A member of group of research in Recent History (GIHRE) publishes "They Called Him Trinity".
It covers the beginnings of the negotiation of the entrance of Spain in the European Communities.
Last Wednesday, February 24, Jorge Lafuente del Cano, member of group of research in Recent History(GIHRE) of the University of Navarra and professor at the University of Valladolid, presented the publication of the Fundación Transición española They called him Trinidad. It compiles the history of the Ministry for Relations with the European Communities, created in 1978 to initiate the Spanish negotiation with the Common Market and which disappeared in 1981 after its integration into the Ministry of Foreign Affairs.
The event took place at the headquarters of the European Institutions in Spain and was chaired by its head of communications, Carlos Martín. In addition to the author, the table was completed by the director of the Fundación Transición, Pablo Zavala, and two former members of the Ministry's work team, protagonists of the story told: Matías Rodríguez Inciarte, Minister of Public Administrations in the government of Leopoldo Calvo-Sotelo and current Vice President of Banco Santander; and Carlos Westendorp, Minister of Foreign Affairs in the last government of Felipe González and Ambassador of Spain.

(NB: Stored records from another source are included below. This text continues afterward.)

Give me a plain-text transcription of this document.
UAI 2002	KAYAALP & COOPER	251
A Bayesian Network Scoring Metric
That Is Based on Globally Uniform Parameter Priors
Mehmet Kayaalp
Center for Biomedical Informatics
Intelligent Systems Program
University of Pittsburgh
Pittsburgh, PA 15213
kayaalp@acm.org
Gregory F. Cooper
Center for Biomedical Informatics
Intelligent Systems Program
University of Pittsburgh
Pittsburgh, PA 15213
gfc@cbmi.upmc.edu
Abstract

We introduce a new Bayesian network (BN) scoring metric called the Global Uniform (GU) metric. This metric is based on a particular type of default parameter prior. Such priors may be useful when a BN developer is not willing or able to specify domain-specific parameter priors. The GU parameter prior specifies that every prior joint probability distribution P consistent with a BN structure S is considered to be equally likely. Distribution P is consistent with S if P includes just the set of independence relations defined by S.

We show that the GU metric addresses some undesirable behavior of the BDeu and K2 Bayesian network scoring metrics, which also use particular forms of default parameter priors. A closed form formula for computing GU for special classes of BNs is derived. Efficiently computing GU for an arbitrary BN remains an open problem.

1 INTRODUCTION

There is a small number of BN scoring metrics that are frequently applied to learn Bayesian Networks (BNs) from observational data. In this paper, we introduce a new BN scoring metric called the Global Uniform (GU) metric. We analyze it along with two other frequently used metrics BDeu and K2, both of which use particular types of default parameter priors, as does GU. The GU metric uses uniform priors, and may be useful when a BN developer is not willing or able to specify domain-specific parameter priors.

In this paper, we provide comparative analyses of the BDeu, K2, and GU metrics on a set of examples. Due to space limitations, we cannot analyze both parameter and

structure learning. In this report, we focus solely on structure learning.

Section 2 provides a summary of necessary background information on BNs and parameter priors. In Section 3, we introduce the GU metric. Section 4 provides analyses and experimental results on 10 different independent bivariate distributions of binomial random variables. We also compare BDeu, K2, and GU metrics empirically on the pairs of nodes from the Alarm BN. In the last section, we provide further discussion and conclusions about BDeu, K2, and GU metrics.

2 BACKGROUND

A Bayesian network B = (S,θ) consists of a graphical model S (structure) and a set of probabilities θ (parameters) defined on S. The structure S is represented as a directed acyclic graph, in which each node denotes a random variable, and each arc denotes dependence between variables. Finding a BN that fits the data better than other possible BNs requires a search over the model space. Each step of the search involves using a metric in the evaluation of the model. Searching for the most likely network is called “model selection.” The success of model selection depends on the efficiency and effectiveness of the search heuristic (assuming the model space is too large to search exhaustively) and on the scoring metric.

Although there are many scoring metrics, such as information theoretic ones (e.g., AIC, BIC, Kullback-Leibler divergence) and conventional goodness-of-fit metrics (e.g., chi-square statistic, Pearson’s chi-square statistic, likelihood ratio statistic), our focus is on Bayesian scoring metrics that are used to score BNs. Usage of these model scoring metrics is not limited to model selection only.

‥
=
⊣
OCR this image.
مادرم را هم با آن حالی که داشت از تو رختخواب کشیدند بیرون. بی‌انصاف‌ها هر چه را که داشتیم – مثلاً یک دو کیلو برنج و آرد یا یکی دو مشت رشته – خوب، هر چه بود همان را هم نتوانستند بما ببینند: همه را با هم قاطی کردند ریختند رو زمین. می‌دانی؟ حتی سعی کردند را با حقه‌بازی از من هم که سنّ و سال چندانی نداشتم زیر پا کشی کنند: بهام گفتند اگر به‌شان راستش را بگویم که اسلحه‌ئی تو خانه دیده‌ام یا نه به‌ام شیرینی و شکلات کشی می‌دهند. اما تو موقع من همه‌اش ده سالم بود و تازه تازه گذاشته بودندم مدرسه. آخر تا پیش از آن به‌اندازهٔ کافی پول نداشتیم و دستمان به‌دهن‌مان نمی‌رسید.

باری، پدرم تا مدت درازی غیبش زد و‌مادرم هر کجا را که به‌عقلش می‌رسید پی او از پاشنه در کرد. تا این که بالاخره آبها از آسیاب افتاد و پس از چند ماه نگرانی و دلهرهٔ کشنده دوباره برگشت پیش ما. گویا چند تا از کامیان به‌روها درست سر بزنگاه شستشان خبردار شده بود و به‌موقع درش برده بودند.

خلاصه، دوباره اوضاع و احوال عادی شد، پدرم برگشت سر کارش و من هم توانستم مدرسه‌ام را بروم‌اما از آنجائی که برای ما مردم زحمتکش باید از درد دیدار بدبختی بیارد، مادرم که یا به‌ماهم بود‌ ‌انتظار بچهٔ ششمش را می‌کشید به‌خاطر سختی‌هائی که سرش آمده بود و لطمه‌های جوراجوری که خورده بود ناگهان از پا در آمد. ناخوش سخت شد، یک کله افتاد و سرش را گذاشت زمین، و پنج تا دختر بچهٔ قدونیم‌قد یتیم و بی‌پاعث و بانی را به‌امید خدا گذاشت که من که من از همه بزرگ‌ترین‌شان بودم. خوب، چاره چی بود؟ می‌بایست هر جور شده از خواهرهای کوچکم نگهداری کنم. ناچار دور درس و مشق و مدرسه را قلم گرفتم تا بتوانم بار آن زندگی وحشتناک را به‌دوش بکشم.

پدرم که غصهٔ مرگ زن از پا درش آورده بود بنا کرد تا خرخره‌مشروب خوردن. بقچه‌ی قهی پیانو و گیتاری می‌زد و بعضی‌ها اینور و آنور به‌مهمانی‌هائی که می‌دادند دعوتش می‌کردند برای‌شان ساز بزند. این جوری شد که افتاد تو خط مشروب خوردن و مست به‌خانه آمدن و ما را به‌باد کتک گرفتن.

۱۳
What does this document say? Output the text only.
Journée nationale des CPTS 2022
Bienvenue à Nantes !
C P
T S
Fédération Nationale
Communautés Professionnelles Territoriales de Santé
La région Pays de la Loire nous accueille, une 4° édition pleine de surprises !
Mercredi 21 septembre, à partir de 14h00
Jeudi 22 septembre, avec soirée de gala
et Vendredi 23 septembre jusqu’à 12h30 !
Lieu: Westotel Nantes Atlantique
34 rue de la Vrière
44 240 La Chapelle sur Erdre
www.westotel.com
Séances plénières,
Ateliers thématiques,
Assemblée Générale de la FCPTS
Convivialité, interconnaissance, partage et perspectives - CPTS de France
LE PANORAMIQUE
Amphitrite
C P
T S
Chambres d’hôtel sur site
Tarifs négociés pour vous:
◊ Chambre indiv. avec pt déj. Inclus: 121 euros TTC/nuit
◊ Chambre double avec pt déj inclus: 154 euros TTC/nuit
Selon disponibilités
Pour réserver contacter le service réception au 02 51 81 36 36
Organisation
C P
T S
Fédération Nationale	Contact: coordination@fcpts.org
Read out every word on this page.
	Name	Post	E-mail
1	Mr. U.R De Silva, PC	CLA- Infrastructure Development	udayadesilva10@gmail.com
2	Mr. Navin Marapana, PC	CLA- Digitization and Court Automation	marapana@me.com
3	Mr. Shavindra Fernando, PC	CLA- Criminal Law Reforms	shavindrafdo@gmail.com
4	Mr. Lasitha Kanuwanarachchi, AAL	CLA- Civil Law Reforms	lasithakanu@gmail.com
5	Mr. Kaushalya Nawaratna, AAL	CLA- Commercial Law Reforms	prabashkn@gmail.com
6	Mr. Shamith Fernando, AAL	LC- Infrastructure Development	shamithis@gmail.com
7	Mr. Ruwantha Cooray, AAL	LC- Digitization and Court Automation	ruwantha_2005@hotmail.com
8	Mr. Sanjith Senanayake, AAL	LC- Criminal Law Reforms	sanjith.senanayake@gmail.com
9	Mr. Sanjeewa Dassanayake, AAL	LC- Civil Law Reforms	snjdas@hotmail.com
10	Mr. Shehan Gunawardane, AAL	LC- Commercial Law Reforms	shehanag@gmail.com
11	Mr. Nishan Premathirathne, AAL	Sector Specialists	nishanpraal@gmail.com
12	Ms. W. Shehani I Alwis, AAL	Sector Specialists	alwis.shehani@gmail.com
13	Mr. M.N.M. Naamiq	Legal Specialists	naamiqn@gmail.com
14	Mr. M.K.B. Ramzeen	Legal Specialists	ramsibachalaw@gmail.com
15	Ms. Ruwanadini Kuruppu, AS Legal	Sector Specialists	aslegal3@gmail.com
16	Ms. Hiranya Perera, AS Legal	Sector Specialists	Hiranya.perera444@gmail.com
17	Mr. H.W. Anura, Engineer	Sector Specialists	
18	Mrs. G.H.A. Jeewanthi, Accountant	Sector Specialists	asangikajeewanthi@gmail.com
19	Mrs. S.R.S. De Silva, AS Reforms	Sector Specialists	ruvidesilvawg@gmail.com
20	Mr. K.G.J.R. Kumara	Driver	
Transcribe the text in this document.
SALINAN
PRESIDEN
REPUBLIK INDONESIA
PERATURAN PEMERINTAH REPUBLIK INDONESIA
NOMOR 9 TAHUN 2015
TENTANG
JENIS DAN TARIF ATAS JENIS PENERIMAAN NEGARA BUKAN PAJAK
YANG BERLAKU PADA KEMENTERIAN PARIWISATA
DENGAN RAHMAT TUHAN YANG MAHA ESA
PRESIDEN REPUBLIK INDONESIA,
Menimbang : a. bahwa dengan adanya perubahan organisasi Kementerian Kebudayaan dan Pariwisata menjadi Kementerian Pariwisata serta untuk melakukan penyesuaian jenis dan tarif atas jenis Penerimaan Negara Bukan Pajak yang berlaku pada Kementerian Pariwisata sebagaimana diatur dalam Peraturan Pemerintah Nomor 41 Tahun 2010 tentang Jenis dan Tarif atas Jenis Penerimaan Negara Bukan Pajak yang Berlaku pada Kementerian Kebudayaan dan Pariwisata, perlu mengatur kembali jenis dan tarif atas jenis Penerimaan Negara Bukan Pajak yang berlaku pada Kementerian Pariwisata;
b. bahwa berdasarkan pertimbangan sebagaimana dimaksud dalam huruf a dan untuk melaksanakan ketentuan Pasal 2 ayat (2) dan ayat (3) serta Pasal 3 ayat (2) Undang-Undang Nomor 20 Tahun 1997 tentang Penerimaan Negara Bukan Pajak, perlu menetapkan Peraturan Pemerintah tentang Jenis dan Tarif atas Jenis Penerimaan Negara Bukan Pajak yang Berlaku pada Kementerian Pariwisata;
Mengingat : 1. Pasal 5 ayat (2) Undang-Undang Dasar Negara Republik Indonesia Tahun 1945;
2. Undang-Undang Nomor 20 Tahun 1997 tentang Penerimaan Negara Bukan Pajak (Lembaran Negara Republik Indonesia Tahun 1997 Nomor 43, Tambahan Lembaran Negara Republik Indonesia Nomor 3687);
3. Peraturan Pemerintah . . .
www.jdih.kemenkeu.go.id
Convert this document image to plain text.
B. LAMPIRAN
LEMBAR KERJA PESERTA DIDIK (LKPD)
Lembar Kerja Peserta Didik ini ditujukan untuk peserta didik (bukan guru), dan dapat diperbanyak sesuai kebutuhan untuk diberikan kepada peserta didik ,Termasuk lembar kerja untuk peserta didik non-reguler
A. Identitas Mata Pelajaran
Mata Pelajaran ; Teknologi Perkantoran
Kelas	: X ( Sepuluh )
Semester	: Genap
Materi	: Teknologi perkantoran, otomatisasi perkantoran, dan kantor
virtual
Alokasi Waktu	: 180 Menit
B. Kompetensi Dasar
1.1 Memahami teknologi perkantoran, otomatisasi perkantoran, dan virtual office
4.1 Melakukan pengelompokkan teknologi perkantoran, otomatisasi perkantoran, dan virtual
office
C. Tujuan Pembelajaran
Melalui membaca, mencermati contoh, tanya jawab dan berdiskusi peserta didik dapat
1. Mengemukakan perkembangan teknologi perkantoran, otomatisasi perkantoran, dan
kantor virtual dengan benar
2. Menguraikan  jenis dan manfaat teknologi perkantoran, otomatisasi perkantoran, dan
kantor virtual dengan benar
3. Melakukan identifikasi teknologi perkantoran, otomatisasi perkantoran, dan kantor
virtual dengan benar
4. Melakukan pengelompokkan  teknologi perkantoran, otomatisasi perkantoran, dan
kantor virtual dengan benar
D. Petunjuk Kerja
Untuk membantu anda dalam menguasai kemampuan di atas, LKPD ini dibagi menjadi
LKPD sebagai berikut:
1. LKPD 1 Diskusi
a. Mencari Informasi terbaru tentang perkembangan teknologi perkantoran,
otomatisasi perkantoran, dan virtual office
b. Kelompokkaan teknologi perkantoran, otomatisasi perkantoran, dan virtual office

The dialogue revolved around the creation and main challenges of the Ministry, whose headquarters were located in the Trinidad Palace in Madrid, a name that has been used ever since to refer to the negotiating team. Rodríguez Inciarte and Westendorp narrated their arrival and their first steps in the Ministry. Both had as a common thread the figure of Leopoldo Calvo-Sotelo, the first minister in charge of the negotiation. Calvo-Sotelo set up a small team of work, of an eminently technical nature that could carry out two main functions: firstly, to coordinate and prepare the Spanish administration to begin negotiations with the Community and, secondly, to carry out an extensive pedagogical task throughout the country to explain why Spain wished to join the Common Market, when it was going to do so and what economic and political consequences this historic challenge would entail.
Another of the issues addressed were the serious difficulties that arose in the negotiations and which delayed Spain's entrance until 1986. In a singular way the role of France, which feared the Spanish agricultural skill and put continuous obstacles to the process, emblematically in June 1980 when the President of the Republic, Valery Giscard d'Estaing, was in favor of a pause in the enlargement negotiations until the European Community could solve its internal problems. Among them the famous British rebate, which implied a rethinking of the role of the United Kingdom in the Community, so topical again today.
The event also evoked the unique historical moment in which the life of the Ministry took place, that is, the years of political change in Spain after the death of Franco. It was possible to establish a certain parallelism between a new Ministry, created from scratch, with enormous possibilities, but without useful references in the past to rely on, with the process of transition to democracy, in which great difficulties, challenges, but above all the conviction that the change of regime had to be carried out peacefully and from the political consensus.
Finally, by way of a balance, the members of the round table agreed on the importance for Spain of the start of the negotiations and subsequent accession to the Community. Likewise, the transcendence that, since then, has had the European anchorage of the country, becoming a matter of State that -despite all the circumstances that have been lived since then- nobody questions.